Checklist for switch security

This is the switch security checklist published by NSA in Cisco IOS Switch Security Configuration Guide. (2004)
  • Include section on switches in network security policy.
  • Control physical access to the switch to only authorized personnel.
  • Install the latest stable version of the IOS on each switch.
  • Create an “enable secret” password.
  • Manage switches out-of-band (separated from data traffic). If out-of-band management is not feasible, then dedicate a separate VLAN number for in-band management.
  • Set timeouts for sessions and configure privilege levels.
  • Configure a banner to state that unauthorized access is prohibited.
  • Disable unnecessary network services (e.g., tcp small servers, HTTP).
  • Enable necessary network services and configure these services securely.
  • Utilize SSH instead of telnet and set a strong password for SSH.
  • If SNMP is necessary, set a strong community string for SNMP.
  • Implement port security to limit access based on MAC address. Disable auto-trunking on ports.
  • Utilize the switch’s port mirroring capability for IDS access.
  • Disable unused switch ports and assign them a VLAN number not in use.
  • Assign trunk ports a native VLAN number that is not use by any other port.

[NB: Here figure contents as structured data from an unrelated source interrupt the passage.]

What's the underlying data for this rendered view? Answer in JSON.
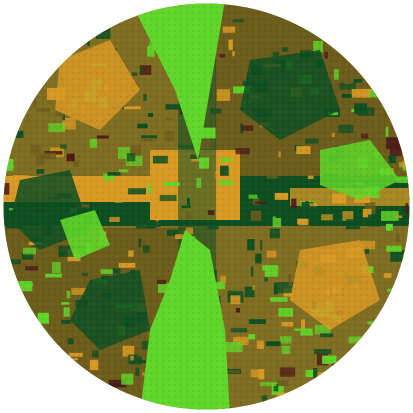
{
  "image": {
    "background": "#ffffff",
    "shape": "circle",
    "palette": {
      "olive": "#7f6d22",
      "olive_dark": "#6d5d1c",
      "green_dark": "#0e4f22",
      "green_bright": "#5fd629",
      "orange": "#d99a24",
      "maroon": "#4b1a19"
    }
  }
}
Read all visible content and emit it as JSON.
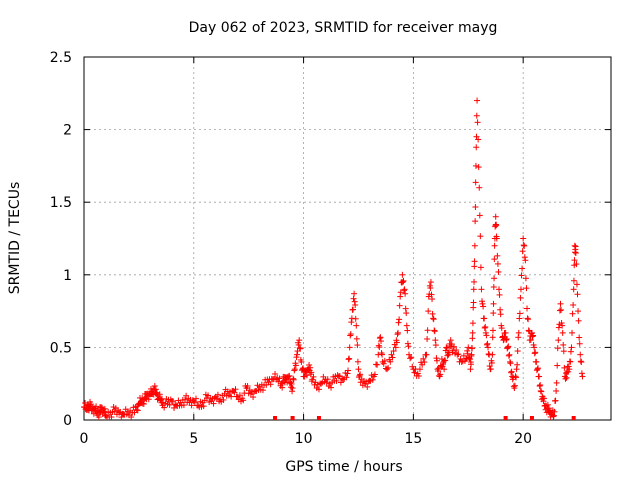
{
  "chart_data": {
    "type": "scatter",
    "title": "Day 062 of 2023, SRMTID for receiver mayg",
    "xlabel": "GPS time / hours",
    "ylabel": "SRMTID / TECUs",
    "xlim": [
      0,
      24
    ],
    "ylim": [
      0,
      2.5
    ],
    "xticks": [
      0,
      5,
      10,
      15,
      20
    ],
    "yticks": [
      0,
      0.5,
      1,
      1.5,
      2,
      2.5
    ],
    "xtick_labels": [
      "0",
      "5",
      "10",
      "15",
      "20"
    ],
    "ytick_labels": [
      "0",
      "0.5",
      "1",
      "1.5",
      "2",
      "2.5"
    ],
    "grid": true,
    "marker": "+",
    "color": "#ff0000",
    "series": [
      {
        "name": "SRMTID",
        "x": [
          0.0,
          0.1,
          0.2,
          0.3,
          0.4,
          0.5,
          0.6,
          0.7,
          0.8,
          0.9,
          1.0,
          1.2,
          1.4,
          1.6,
          1.8,
          2.0,
          2.2,
          2.4,
          2.5,
          2.6,
          2.7,
          2.8,
          2.9,
          3.0,
          3.1,
          3.2,
          3.3,
          3.4,
          3.5,
          3.6,
          3.8,
          4.0,
          4.2,
          4.4,
          4.6,
          4.8,
          5.0,
          5.2,
          5.4,
          5.6,
          5.8,
          6.0,
          6.2,
          6.4,
          6.6,
          6.8,
          7.0,
          7.2,
          7.4,
          7.6,
          7.8,
          8.0,
          8.2,
          8.4,
          8.6,
          8.8,
          9.0,
          9.1,
          9.2,
          9.3,
          9.4,
          9.5,
          9.6,
          9.7,
          9.8,
          9.9,
          10.0,
          10.1,
          10.2,
          10.3,
          10.4,
          10.6,
          10.8,
          11.0,
          11.2,
          11.4,
          11.6,
          11.8,
          12.0,
          12.1,
          12.2,
          12.3,
          12.4,
          12.5,
          12.6,
          12.8,
          13.0,
          13.2,
          13.4,
          13.5,
          13.6,
          13.8,
          14.0,
          14.2,
          14.3,
          14.4,
          14.5,
          14.6,
          14.7,
          14.8,
          15.0,
          15.2,
          15.4,
          15.6,
          15.7,
          15.8,
          15.9,
          16.0,
          16.1,
          16.2,
          16.3,
          16.4,
          16.5,
          16.6,
          16.7,
          16.8,
          17.0,
          17.2,
          17.4,
          17.5,
          17.6,
          17.65,
          17.7,
          17.75,
          17.8,
          17.85,
          17.9,
          18.0,
          18.1,
          18.2,
          18.3,
          18.4,
          18.5,
          18.6,
          18.65,
          18.7,
          18.75,
          18.8,
          18.9,
          19.0,
          19.1,
          19.2,
          19.3,
          19.4,
          19.5,
          19.6,
          19.7,
          19.8,
          19.9,
          20.0,
          20.1,
          20.2,
          20.3,
          20.4,
          20.5,
          20.6,
          20.7,
          20.8,
          20.9,
          21.0,
          21.1,
          21.2,
          21.3,
          21.4,
          21.5,
          21.6,
          21.7,
          21.8,
          21.9,
          22.0,
          22.1,
          22.2,
          22.3,
          22.35,
          22.4,
          22.5,
          22.6,
          22.7
        ],
        "y": [
          0.09,
          0.08,
          0.1,
          0.09,
          0.07,
          0.08,
          0.06,
          0.05,
          0.07,
          0.06,
          0.03,
          0.05,
          0.06,
          0.05,
          0.04,
          0.06,
          0.05,
          0.07,
          0.11,
          0.13,
          0.14,
          0.15,
          0.17,
          0.18,
          0.2,
          0.21,
          0.18,
          0.15,
          0.14,
          0.12,
          0.11,
          0.13,
          0.1,
          0.12,
          0.14,
          0.12,
          0.13,
          0.1,
          0.12,
          0.15,
          0.13,
          0.16,
          0.14,
          0.18,
          0.17,
          0.2,
          0.16,
          0.15,
          0.22,
          0.18,
          0.2,
          0.23,
          0.24,
          0.26,
          0.28,
          0.29,
          0.25,
          0.27,
          0.28,
          0.3,
          0.26,
          0.22,
          0.35,
          0.45,
          0.55,
          0.4,
          0.3,
          0.33,
          0.35,
          0.36,
          0.28,
          0.22,
          0.25,
          0.28,
          0.25,
          0.27,
          0.3,
          0.28,
          0.32,
          0.5,
          0.7,
          0.87,
          0.65,
          0.35,
          0.26,
          0.25,
          0.27,
          0.3,
          0.45,
          0.57,
          0.4,
          0.35,
          0.45,
          0.5,
          0.6,
          0.85,
          1.0,
          0.9,
          0.65,
          0.45,
          0.35,
          0.32,
          0.38,
          0.45,
          0.85,
          0.95,
          0.7,
          0.55,
          0.35,
          0.3,
          0.42,
          0.35,
          0.5,
          0.45,
          0.55,
          0.48,
          0.45,
          0.4,
          0.42,
          0.5,
          0.35,
          0.45,
          0.6,
          0.9,
          1.2,
          1.75,
          2.2,
          1.6,
          0.9,
          0.7,
          0.6,
          0.5,
          0.35,
          0.45,
          0.8,
          1.2,
          1.4,
          1.25,
          0.9,
          0.65,
          0.55,
          0.6,
          0.5,
          0.4,
          0.3,
          0.22,
          0.35,
          0.6,
          0.9,
          1.25,
          1.1,
          0.7,
          0.55,
          0.6,
          0.5,
          0.4,
          0.3,
          0.2,
          0.15,
          0.1,
          0.08,
          0.05,
          0.04,
          0.03,
          0.2,
          0.55,
          0.8,
          0.6,
          0.3,
          0.33,
          0.35,
          0.5,
          0.9,
          1.2,
          1.15,
          0.75,
          0.45,
          0.3
        ]
      }
    ],
    "baseline_points_x": [
      8.7,
      9.5,
      10.7,
      19.2,
      20.4,
      22.3
    ]
  }
}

  • Limit the VLANs that can be transported over a trunk to only those that are necessary.
  • Utilize static VLAN configuration.
  • If possible, disable VTP. Otherwise, set the following for VTP: management domain, password and pruning. Then set VTP into transparent mode.
  • Use access control lists where appropriate.
  • Enable logging and send logs to a dedicated, secure log host.
  • Configure logging to include accurate time information, using NTP and timestamps.
  • Review logs for possible incidents and archive them in accordance with the security policy.
  • Use AAA features for local and remote access to switch.
  • Maintain the switch configuration file off-line and limit access to it to only authorized administrators. The configuration file should contain descriptive comments for the different settings to provide perspective.

    Above is a mindmap of the switch security checklist.